At U of G, the lines between IT and library services had already been blurred, and that had tremendous appeal, Graham says.

“Change is a culture that you have to develop over time, but here the culture already existed. Guelph has an innovative approach to open learning, accessibility and technology, and the opportunity was perfect for me.”

Graham appears calm at work, but her personal life is a bit chaotic right now. Since arriving at Guelph at the end of May, she’s returned periodically to Massachusetts to her wife, Eva Piessens, a medical doctor and infectious-disease specialist, and their nine-year-old twins, Gabriel and Noah. They plan to join Graham in July.

Everyone is ready for a new start in a country that she says is a bit more open-minded on just about everything, including the definitions of family. “Canada just gets it on so many levels.”

Graham was raised in Kansas in a family with two older brothers. Both were in the military.

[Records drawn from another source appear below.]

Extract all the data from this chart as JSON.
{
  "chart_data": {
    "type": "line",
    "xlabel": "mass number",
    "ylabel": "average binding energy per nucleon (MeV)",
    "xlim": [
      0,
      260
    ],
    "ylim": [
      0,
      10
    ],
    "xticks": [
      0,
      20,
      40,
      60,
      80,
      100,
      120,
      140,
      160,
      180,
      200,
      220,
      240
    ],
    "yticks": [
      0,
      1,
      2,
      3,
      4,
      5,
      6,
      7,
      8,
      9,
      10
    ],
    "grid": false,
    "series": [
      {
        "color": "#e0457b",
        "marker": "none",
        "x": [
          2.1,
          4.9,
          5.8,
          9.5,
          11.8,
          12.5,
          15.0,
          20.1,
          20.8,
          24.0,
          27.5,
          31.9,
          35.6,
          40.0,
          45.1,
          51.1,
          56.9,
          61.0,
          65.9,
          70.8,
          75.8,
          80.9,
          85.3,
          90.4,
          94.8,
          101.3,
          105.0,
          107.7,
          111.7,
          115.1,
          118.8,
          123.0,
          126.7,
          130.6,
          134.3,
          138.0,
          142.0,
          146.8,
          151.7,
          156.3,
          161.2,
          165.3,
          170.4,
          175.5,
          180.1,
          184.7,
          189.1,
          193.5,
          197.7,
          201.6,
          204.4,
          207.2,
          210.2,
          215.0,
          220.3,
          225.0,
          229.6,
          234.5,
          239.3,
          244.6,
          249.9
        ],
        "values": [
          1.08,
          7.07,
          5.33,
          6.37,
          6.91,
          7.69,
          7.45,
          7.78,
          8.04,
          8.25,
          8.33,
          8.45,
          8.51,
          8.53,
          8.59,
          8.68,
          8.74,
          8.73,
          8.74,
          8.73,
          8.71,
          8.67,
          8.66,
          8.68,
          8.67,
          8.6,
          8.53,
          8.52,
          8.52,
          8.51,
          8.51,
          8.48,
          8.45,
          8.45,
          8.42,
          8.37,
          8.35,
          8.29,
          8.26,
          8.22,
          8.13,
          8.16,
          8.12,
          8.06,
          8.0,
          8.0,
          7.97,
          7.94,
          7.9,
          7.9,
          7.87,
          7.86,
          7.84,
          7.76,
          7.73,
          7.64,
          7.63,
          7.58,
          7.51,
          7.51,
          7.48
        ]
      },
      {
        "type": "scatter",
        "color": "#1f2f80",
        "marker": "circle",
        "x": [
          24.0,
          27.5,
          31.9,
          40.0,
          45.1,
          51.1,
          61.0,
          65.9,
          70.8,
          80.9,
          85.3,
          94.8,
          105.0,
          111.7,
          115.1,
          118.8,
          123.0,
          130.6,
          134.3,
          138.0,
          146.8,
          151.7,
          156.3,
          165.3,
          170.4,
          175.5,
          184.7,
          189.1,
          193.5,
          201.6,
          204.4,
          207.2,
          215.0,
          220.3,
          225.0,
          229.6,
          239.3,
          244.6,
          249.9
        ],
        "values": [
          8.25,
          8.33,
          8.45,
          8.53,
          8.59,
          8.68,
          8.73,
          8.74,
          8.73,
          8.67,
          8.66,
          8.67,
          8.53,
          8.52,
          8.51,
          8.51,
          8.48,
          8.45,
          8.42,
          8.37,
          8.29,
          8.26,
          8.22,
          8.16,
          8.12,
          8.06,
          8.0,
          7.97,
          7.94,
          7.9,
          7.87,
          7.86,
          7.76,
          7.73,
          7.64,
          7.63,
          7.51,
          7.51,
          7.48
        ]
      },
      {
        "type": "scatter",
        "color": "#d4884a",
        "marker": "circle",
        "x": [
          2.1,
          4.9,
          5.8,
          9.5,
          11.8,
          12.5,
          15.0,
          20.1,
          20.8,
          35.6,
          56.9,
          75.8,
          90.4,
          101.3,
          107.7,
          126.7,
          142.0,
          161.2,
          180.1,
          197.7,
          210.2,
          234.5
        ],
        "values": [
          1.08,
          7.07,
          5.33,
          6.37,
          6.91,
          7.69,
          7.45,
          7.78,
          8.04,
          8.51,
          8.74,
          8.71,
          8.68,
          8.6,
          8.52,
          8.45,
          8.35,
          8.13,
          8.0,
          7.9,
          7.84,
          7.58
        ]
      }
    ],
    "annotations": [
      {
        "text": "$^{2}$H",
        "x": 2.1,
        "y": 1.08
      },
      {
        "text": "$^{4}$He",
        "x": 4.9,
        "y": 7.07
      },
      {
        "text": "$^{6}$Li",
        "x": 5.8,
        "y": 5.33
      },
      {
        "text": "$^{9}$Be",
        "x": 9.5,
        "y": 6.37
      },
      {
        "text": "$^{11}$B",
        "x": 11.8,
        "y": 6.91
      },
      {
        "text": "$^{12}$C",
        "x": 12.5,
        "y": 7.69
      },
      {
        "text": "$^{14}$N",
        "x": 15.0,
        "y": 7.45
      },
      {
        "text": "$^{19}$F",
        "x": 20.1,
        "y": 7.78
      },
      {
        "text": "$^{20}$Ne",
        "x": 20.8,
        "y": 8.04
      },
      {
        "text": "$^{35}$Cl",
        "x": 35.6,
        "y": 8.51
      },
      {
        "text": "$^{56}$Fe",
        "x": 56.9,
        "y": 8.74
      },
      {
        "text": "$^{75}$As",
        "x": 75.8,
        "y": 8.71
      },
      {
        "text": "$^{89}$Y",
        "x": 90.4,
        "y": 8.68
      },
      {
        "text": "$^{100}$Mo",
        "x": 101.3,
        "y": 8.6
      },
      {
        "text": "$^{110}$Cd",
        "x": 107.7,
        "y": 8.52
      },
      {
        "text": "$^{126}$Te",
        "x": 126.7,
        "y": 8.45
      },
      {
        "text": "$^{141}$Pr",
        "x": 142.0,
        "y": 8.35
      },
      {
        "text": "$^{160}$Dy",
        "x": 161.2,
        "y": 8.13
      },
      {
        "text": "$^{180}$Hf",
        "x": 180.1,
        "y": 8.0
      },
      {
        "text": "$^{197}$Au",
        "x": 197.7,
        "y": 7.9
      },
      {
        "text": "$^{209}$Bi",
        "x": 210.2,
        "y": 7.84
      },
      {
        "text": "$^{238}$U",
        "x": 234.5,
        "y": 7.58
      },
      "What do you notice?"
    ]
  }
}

“I came from a family that did not appreciate the value of education,” she says. “And as someone who had never been any place other than Kansas, I saw the military as an opportunity to see the world.”

She enlisted in the U.S. Air Force at age 19 and was sent to Germany, where she first developed an interest in data information systems. But she knew it wasn’t a long-term option. In the 1970s, it was difficult enough being a woman in the U.S. military, let alone a lesbian.

“I knew I had to figure out what was next.”

Back in Kansas, she went to community college for data processing and landed a job in the county public library. “I always loved libraries.”

After six months, her boss left and Graham was promoted. She stayed nine years before “a matter of the heart” took her to Ohio.

Looking to expand her interest in technology and information systems, Graham went to work for a trucking company, applying cutting-edge technology on the manufacturing line.

“I had to be at work at 5 a.m. and have the system up and running for the truck line to start at 7 a.m. If the line could not start, it cost $300,000 an hour, so the pressure was on you.”

She missed the library in those days – badly. “It encouraged me to finish my undergraduate degree – that is for sure.” She earned a degree in organizational management from Wilberforce University in Ohio, but it was just a stepping stone. “I knew I wanted to go to library school.”

Turns out that the University of Illinois at Urbana-Champaign needed a full-timer to implement their automated library system; Graham had introduced the same system in Kansas. “They said I could go to school part-time and that they would pay for it.”

After graduation, she worked as the library’s manager of integrated systems before taking a job at the Digital Library Federation in Washington, D.C. It was there she met Piessens, then working at Georgetown University’s medical school.

Graham later headed computing services and the digital library program at Johns Hopkins University in Baltimore, Maryland.

A couple of years later, she and Piessens were expecting twins and started talking about moving to Boston to be near family. Piessens found a job and moved first; Graham was to stay behind to finish up work in Baltimore. But Piessens went into labour 10 weeks early.

Between days spent in a neonatal intensive care unit – “The boys had to learn to eat, basically” – she landed a job as co-director of Harvard Medical School’s Countway Library of Medicine.

From there, she went to Harvard College Library as associate librarian for preservation, digitization and administrative services. Besides looking after administration and managing a $90-million budget and 12 library buildings, she was responsible for the preservation and digitization program. She also led a project to expand the library’s digitization of special collections, particularly in support of teaching and learning.

How did she wind up here?

“Canada was always on our radar,” she says. “I had heard of Guelph – that it was a place that was very innovative, and that had appeal for me.”

She flew in for an interview and left with her fingers crossed. “I came away with the feeling that Guelph has a great sense of community, and that was very important to me.”